А потом открыл. Совсем чуть-чуть открыл, и замер кадрик. Говоря по-ученому,, кадрик проектируется на экран.

Ничего этого зритель, конечно, не замечает. Потому что пленка рывками передвигается со скоростью двадцать четыре кадрика в секунду.

Пока у нас все идет хорошо. На киноаппарат уже можно смотреть, его можно потрогать руками, он солидно высится на столе. Не хватает отдельных мелочей и одной очень важной вещи – двух совершенно одинаковых конических шестеренок.

Этого сделать из консервных банок и разных железок, конечно, мы не можем. Конические шестерни – заводская работа.

– Конические шестерни…-вдруг среди работы вздыхает Женька, и мы все тоскливо смотрим друг на друга. Просто опускаются руки.

– Молчал бы уж лучше,– советую я Женьке.

– Молчи не молчи, а без шестеренок не обойтись,– говорит Женька.– Что же придумать?

Вот люди живут себе и даже не знают, что одна шестерня может передать другой вращение под прямым углом.

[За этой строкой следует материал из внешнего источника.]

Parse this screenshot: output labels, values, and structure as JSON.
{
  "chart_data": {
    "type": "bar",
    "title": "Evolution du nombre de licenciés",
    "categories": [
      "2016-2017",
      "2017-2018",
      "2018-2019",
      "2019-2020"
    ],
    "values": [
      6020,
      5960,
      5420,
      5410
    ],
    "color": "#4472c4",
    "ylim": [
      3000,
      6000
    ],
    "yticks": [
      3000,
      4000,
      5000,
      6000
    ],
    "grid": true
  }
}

Сколько раз в школе нам говорили про этот прямой угол, а мы не слушали. Думали, что он нам ни к чему. Обойдемся и без него. И вот сейчас он нас подстерег, спрятавшись в киноаппарате. Без этого прямого угла ни один киноаппарат не работает.

В каком– нибудь будильнике или ходиках можно без прямого угла. Там у них стрелки движутся плавно, без скачков. Когда они ползут себе по кругу, их никто не перекрывает. Их все время видно. А если эти стрелки начнут двигаться скачками, то все люди будут прыгать.

Вот проснулся, допустим, Ларискин папа. Ну, конечно, на часы посмотрел – все в порядке. Не опоздал. Умылся. Делает зарядку. Потом бреется. Потом в окно на нас смотрит. Ну, потом, наверное, завтракает. Лариска, конечно, тут же. Он в окно смотрит, про нас что-то говорит.

Идут себе часики плавно. Значит, позавтракал Ларискин отец и, как в кино показывают, поцеловал жену, Лариске пальчиком погрозил и на лестницу. Ну и конечно, мимо нас прошел.

А вот, если часы сделать скачками, то что будет?

Не успел умыться – тебе скачок: давай, мол, дальше. Только за бритву – опять подталкивает: давай дальше. Только он захочет сказать, что мы хулиганы, а ему стрелка – раз! Давай дальше.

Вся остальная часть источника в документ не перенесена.